No Brasil, segundo a Pastoral Carcerária, a violência é o principal produto do sistema prisional, junto à indignidade das pessoas e o número de mortes. E o problema se estende a toda a América Latina, afirma o idealizador das Escolas de Perdão e Reconciliação (ESPERE), Padre Leonel Narváez Gómez.
Foto: Arquivo/Agência Brasil
Os massacres registrados no mês de janeiro deste ano nas penitenciárias de Manaus (AM), Roraima e Rio Grande do Norte, com quase 120 mortes, ratificam a fragilidade do setor. Só no ano passado, cerca de 379 pessoas morreram violentamente dentro das prisões brasileiras. Os grandes percentuais de homicídios, segundo o Pe. Leonel, acontecem por ajuste de contas e vingança entre pessoas.
“A convicção é cada vez maior de que este continente latino-americano segue sendo o continente mais desigual, mais violento e, também, paradoxalmente, mais católico.

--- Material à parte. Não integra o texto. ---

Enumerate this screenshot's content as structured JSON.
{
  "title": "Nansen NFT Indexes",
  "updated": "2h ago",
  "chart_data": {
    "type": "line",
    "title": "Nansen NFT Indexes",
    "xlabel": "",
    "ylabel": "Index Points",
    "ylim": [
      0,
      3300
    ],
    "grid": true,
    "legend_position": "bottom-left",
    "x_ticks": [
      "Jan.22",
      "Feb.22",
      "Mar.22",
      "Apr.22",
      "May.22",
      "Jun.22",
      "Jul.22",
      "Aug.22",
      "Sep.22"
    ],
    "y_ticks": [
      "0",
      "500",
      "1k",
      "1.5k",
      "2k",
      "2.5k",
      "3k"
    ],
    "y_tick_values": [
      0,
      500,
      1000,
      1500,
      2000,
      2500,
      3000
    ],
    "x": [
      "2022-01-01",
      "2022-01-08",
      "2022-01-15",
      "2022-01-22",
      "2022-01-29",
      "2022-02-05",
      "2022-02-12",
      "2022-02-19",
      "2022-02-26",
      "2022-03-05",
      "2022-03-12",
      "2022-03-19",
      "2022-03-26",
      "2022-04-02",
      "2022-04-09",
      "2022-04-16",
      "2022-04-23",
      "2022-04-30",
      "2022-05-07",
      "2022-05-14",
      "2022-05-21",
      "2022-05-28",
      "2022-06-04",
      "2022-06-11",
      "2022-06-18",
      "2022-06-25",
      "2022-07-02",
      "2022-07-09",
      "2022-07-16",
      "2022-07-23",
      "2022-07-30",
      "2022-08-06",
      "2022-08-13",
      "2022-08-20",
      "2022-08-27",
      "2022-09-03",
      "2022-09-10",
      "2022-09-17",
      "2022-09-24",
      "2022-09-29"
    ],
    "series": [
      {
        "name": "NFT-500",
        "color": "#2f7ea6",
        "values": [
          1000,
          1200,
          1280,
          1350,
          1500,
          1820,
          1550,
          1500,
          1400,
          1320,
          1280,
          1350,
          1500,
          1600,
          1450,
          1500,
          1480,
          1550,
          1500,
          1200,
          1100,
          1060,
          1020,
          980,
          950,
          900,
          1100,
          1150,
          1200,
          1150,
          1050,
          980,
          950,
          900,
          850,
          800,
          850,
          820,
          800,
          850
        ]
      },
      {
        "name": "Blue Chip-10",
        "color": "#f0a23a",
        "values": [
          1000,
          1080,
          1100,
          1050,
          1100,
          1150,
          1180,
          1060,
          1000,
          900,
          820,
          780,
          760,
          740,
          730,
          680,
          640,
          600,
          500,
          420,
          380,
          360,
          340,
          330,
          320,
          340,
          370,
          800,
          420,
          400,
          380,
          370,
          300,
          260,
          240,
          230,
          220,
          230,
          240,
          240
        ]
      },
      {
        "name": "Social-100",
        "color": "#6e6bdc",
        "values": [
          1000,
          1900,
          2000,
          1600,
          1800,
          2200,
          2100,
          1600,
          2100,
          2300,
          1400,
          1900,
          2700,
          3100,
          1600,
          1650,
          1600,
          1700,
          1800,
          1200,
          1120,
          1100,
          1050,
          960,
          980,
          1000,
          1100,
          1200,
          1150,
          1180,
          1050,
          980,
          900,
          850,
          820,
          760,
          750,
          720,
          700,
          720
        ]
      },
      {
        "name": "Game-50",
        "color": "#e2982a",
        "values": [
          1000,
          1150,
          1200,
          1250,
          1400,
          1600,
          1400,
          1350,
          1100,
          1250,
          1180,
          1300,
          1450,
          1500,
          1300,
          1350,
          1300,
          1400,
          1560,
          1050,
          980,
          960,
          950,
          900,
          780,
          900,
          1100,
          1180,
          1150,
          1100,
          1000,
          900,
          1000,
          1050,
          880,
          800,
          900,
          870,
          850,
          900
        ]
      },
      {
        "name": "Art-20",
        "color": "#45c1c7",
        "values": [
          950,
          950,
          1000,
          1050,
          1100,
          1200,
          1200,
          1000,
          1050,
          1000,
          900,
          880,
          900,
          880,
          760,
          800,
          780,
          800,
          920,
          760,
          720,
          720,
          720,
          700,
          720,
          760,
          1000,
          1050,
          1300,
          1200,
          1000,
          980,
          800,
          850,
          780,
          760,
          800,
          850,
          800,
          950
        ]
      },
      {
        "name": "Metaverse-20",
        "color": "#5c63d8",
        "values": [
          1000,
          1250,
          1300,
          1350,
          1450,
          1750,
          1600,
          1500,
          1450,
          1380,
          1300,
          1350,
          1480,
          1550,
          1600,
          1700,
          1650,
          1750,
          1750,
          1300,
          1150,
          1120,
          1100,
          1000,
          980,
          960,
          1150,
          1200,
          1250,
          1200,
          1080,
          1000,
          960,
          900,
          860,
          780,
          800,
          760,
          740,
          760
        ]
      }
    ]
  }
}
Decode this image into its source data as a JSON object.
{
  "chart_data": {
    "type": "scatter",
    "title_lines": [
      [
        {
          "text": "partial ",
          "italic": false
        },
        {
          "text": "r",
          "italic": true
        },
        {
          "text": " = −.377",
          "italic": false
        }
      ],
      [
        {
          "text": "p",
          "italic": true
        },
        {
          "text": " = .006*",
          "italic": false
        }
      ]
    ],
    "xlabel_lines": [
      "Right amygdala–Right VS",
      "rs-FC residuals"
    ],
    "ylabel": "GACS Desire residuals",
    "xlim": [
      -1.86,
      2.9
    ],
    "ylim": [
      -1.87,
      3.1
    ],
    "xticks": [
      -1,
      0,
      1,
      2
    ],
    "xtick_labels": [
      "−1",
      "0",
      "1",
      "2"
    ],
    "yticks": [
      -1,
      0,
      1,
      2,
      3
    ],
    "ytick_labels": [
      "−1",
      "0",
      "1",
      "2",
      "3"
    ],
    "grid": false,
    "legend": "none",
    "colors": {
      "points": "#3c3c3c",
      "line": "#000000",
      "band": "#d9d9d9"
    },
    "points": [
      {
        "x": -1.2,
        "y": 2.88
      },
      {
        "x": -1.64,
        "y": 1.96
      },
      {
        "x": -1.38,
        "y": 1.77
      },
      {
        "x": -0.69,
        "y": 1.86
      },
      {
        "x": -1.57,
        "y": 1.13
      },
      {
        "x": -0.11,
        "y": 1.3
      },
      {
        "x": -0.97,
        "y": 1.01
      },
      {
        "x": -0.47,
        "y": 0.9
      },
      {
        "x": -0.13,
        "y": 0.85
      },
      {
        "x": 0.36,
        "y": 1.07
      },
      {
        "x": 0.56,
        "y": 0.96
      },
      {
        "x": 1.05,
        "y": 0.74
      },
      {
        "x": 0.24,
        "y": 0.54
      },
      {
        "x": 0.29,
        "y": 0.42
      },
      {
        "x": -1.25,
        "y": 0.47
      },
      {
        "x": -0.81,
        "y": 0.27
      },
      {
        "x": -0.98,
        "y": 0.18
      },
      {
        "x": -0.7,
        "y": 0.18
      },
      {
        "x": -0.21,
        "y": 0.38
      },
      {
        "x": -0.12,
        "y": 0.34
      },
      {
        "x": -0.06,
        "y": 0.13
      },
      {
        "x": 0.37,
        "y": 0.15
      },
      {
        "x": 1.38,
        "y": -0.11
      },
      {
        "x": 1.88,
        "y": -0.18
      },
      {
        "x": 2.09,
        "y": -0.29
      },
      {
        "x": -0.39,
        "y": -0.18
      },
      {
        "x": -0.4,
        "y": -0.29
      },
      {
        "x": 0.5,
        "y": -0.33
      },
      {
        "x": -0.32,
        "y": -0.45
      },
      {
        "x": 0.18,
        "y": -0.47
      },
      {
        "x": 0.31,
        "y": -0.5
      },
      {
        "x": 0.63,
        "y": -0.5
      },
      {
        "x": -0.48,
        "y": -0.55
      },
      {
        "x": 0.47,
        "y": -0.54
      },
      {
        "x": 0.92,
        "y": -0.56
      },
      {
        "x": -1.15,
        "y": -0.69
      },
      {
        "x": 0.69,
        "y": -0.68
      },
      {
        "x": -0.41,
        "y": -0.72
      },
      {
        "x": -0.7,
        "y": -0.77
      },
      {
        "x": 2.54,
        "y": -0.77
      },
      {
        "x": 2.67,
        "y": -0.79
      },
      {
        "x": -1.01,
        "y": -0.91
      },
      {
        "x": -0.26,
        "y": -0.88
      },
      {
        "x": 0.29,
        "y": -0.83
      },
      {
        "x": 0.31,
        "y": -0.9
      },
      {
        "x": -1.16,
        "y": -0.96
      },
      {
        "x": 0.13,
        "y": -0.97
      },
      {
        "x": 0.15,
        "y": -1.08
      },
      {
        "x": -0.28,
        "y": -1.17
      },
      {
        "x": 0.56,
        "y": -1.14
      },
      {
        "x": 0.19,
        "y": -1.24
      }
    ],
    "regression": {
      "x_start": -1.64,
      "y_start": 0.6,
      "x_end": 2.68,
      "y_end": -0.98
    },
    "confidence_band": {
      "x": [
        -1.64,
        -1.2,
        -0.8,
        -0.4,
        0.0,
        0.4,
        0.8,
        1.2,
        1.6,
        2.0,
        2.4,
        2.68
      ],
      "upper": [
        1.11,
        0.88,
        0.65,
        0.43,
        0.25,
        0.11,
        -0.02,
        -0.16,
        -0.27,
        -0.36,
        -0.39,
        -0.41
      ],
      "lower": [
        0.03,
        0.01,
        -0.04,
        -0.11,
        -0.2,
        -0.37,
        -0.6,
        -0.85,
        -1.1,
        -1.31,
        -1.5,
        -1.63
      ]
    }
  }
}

E, essas três palavras: desigual, violento e católico, brigam entre si. Então, dessa luta nos direcionamos ao conceito fundamental do Papa Francisco de que sem o perdão só existe uma vida infecunda e estéril, e é necessário voltar para o que é essencial.”
Visando a necessidade de incrementar uma cultura política pela paz, inclusive para reverter a contínua degradação no sistema prisional, uma delegação brasileira participou da quinta edição do Encontro Internacional da ESPERE no início de outubro, em Santo Domingo, na República Dominicana. O Pe. Leonel foi um dos responsáveis por conduzir os participantes ao caminho do perdão como ferramenta da paz.
“A vingança tem sido o principal motivador dos homicídios na América Latina. E, essa palavra vingança – ou ajuste de contas – desafia profundamente nós que seguimos Jesus, em que o principal mandamento é o amor, e o amor inclusive aos inimigos. Nesse encontro falamos particularmente do perdão a si mesmo e da prática da autocompaixão, como exercícios poderosos para se recuperar dos traumas e das violências, enfim, para gerar comunidades de muita paz e convivência.”
O Brasil tem usado a metodologia da ESPERE para atuar com práticas de justiça restaurativa, através da Pastoral Carcerária. Segundo o Pe. Leonel, estimular o perdão nesse contexto fará com que os presídios se esvaziem gradativamente, gerando um novo impacto na vida das pessoas.
“Nós estamos falando sobre a justiça restaurativa e o perdão como verdadeiros exercícios mais autorestauradores que podem existir. A primeira coisa que as pessoas que estão para sair dos presídios respondem quando questionadas sobre o que mais precisam pra sair é: o perdão. O perdão tem implicações muito importantes para nós, sobretudo em perspectiva futura, quando a justiça passa de punitiva a ser restaurativa. Nós estamos instaurando uma revolução importante no mundo, na Igreja e, em geral, na justiça que restaura, que recupera as pessoas, não na justiça que castiga para sempre. Então, no futuro, os presídios estarão cada vez mais vazios, irão fazer simplesmente recursos de emergência. Mas nunca chegarão a ter essas superlotações de pessoas, que expressam pouca compaixão e pouca capacidade para gerar leis novas que restaurem e recuperem os cidadãos.”
Pe. Leonel afirma ainda que a criminalidade só pode ser superada positivamente se há três componentes: favorabilidade penal, emprego e educação para paz.
“Começou uma nova era, ou época da humanidade, em que o castigo e as armas já são coisas do passado e que o futuro da humanidade está mais para a compaixão, a bondade e a misericórdia. Possivelmente esse seja um desafio muito grande ao futuro porque implicará, sem dúvidas, em mudanças culturais, mudanças pastorais na nossa organização católica, inclusive na formação dos sacerdotes. No entanto, acreditamos com muita esperança e otimismo, sobretudo por aquilo que estamos fazendo em vários países onde estamos trabalhando. Grandes objetivos nos movem para eliminar os presídios, a pena de morte e a reclusão solitária das pessoas que se convertem num tapa à dignidade das pessoas. Então, acreditamos, de verdade, que pouco a pouco, está sendo construído um futuro novo para a humanidade com base na misericórdia, na compaixão, no perdão e na reconciliação.”